Было время, и Ратамонов бунтовал против приказа сверху. Но сжав сталью воли свое честолюбие и гордость, подчинился. Как был, так и остался до смерти своей геройским, храбрым и честным советским воином.
Тело его, пронзенное сотнею пуль, похоронили с высокой воинской честью, а храброе огромное сердце его отдало прекрасную силу свою каждому из трех тысяч бойцов революционного отряда.
Кругом предательства, измены, из каждой подворотни злыми стаями мчатся враги, но непоколебимы, как горные кряжи, ратамоновцы.
Влились к ним лихие рубаки черноусовского отряда, пристали обрывки воронинской вольницы, пошумели немного, но притихли, зачарованные воинской выправкой, боевой решимостью их.
Враги вокруг, всюду по краю пала советская власть.

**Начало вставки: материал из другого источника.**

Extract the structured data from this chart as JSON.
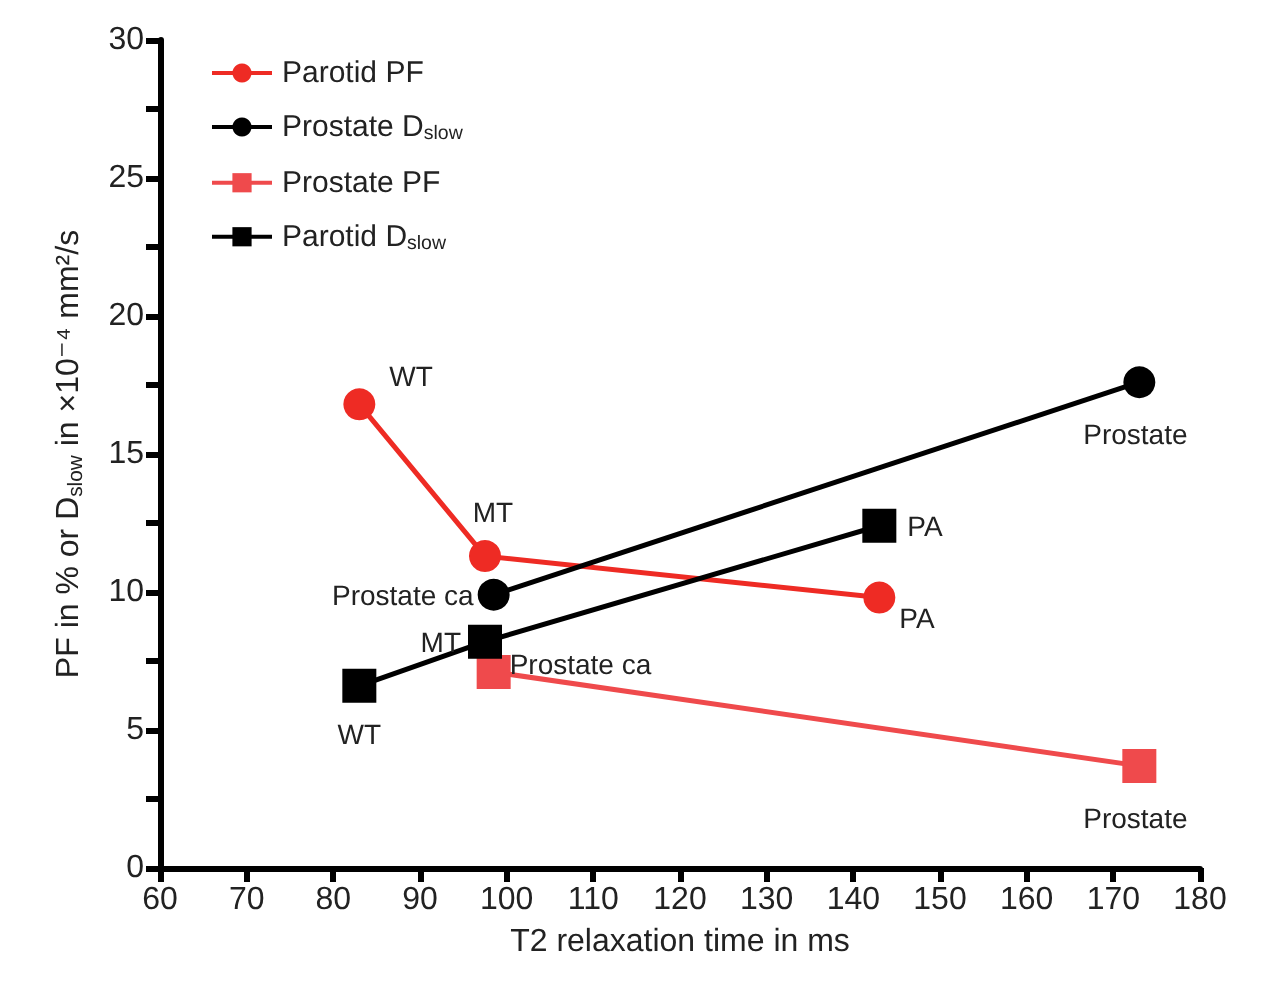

И нет путей отступления. Окружены ратамоновцы, как стая львов в западне. Есть, правда, путь-дорога, не проложенная еще через саксауловые безводные солончаки да пески астраханской степи. А больше нет ни одной.
Митингуют ратамоновцы в последний раз. За начальника у них — светлый, как лен, Черноусов, комиссаром — Гончаренко Василий.
Луг, солнце, тысячи солдат, казаков. Сгрудились. Хмурые, слушают. Говорит Черноусов:
— Эх, братаны мои. Обложила кадетская свора наш отряд. Грозят. Да не боимся. Поборемся еще.
— Побо-о-ремся.
— Не запугают! — шумит возгласами толпа. Колышатся тысячи голов.
— Воны нам сдаться велят. Грозят пятому смертью. Да хоть и мало у нас патронов и снарядов, а не сдадимся белым. Так ли, ратамоновцы?
— Верно.
— Не сдадимся. Ни в жисть.
— Россию пойдем. Пробьемся.
— Смерть кадюкам!
— С чем бой принимать? — продолжал Черноусов, обведя своим орлиным взглядом затихшую толпу. — Не с чем боя принимать. И не примем боя зря. Уйдем в советскую Россию. Там пригодимся. А путь у нас один есть. Через степи эти соленые, безводные. Вот и решайте, товарищи.